Pada Kamis lalu, Beijing merancang undang-undang keamanan nasional baru untuk Hong Kong. Dalam menyusun UU tersebut, Beijing berencana untuk menghindari badan pembuat hukum Hong Kong, Dewan Legislatif.
Dilansir laman Reuters, langkah ini telah memicu kekhawatiran sistem "one country two systems" yang memerintah Hong Kong sejak kembalinya ke pemerintah Cina pada 1997 dan dan yang menjamin kebebasan luas kota itu tidak terlihat di daratan. Dengan sistem tersebut, Hong Kong masih dapat menikmati kebebasan demokrasi dibandingkan Cina daratan. Namun, dengan UU baru ini, maka kebebasan berserikat dan berkumpul dibatasi.

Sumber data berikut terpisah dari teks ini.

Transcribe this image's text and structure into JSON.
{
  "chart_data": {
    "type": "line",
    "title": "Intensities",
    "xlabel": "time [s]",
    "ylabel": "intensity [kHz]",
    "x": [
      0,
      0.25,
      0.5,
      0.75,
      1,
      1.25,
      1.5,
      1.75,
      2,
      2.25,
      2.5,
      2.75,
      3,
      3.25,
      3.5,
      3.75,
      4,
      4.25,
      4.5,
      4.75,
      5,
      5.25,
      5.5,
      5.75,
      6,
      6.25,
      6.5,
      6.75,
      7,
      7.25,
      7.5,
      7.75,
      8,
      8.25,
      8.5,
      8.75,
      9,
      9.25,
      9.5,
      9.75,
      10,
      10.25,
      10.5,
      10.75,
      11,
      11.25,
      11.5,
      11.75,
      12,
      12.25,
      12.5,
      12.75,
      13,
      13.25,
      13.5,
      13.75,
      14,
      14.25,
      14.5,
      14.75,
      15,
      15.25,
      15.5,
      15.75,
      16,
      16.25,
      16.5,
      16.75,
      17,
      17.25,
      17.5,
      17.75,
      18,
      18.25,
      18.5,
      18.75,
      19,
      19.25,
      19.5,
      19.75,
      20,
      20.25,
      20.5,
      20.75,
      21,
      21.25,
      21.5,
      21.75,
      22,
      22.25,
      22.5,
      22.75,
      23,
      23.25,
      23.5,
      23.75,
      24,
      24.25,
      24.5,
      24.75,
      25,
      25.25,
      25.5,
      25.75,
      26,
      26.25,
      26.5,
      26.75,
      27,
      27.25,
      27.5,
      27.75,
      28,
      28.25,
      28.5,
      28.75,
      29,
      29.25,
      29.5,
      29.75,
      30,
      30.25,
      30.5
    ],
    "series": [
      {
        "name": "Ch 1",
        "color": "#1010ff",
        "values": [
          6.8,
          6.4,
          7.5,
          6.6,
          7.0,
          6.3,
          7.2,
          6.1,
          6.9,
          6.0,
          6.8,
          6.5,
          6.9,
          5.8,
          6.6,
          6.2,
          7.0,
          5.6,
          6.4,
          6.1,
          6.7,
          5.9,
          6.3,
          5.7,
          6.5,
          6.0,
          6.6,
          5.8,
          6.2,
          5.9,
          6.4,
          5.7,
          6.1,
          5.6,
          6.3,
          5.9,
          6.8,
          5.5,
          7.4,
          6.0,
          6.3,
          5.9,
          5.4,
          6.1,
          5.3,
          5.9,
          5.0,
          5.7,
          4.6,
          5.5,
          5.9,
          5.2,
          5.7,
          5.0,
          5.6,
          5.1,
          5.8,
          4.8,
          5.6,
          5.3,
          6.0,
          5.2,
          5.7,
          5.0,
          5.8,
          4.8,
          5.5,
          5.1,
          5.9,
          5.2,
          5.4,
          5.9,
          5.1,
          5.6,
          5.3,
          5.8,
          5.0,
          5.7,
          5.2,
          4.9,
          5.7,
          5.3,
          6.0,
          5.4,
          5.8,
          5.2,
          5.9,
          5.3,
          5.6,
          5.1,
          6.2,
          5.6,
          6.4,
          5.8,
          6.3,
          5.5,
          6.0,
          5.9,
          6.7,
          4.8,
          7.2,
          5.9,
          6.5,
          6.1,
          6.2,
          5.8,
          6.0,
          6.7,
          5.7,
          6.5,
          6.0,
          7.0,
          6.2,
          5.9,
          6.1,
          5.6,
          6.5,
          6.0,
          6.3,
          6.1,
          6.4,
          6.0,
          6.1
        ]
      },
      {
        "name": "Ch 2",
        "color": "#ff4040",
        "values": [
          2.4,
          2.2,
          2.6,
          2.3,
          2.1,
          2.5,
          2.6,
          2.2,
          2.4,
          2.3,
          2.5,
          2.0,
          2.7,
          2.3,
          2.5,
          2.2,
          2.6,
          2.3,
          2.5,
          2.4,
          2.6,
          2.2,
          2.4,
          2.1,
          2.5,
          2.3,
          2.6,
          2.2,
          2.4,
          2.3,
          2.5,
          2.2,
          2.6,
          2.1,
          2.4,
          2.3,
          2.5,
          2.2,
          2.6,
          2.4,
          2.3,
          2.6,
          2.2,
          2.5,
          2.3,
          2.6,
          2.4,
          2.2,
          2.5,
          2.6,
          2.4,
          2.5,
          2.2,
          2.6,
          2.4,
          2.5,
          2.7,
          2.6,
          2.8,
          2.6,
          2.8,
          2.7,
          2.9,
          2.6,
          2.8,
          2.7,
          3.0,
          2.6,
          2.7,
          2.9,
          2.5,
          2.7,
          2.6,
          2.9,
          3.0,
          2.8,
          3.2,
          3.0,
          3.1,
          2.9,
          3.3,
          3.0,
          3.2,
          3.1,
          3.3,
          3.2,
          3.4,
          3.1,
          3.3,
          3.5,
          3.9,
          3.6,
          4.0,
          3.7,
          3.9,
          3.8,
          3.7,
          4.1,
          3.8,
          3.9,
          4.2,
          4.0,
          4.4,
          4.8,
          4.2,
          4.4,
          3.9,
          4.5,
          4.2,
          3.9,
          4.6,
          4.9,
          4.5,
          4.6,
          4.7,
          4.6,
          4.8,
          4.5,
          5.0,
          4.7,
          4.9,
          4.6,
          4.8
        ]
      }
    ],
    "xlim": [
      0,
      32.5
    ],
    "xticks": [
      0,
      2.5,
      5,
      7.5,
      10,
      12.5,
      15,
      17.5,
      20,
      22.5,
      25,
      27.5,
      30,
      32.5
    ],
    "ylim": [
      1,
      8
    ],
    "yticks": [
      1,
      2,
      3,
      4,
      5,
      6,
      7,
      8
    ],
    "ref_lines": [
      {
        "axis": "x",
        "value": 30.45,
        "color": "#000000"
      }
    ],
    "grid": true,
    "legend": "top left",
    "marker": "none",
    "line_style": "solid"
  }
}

Para pelanggar UU dinilai sebagai tindakan subversif.
Beberapa komentator lokal menilai, RUU tersebut sebagai "opsi nuklir" yang merupakan bagian dari permainan kekuasaan tinggi Presiden Cina Xi Jinping.
Serangan balasan komentar juga meningkat pada Sabtu, ketika hampir 200 tokoh politik dari seluruh dunia mengatakan, UU yang diusulkan Cina adalah serangan komprehensif terhadap otonomi kota, aturan hukum dan kebebasan mendasar.
Namun Cina telah menolak keluhan negara-negara lain. Cina menyebut negara lain turut "campur tangan" dan menolak kekhawatiran undang-undang yang diusulkan akan merugikan investor asing.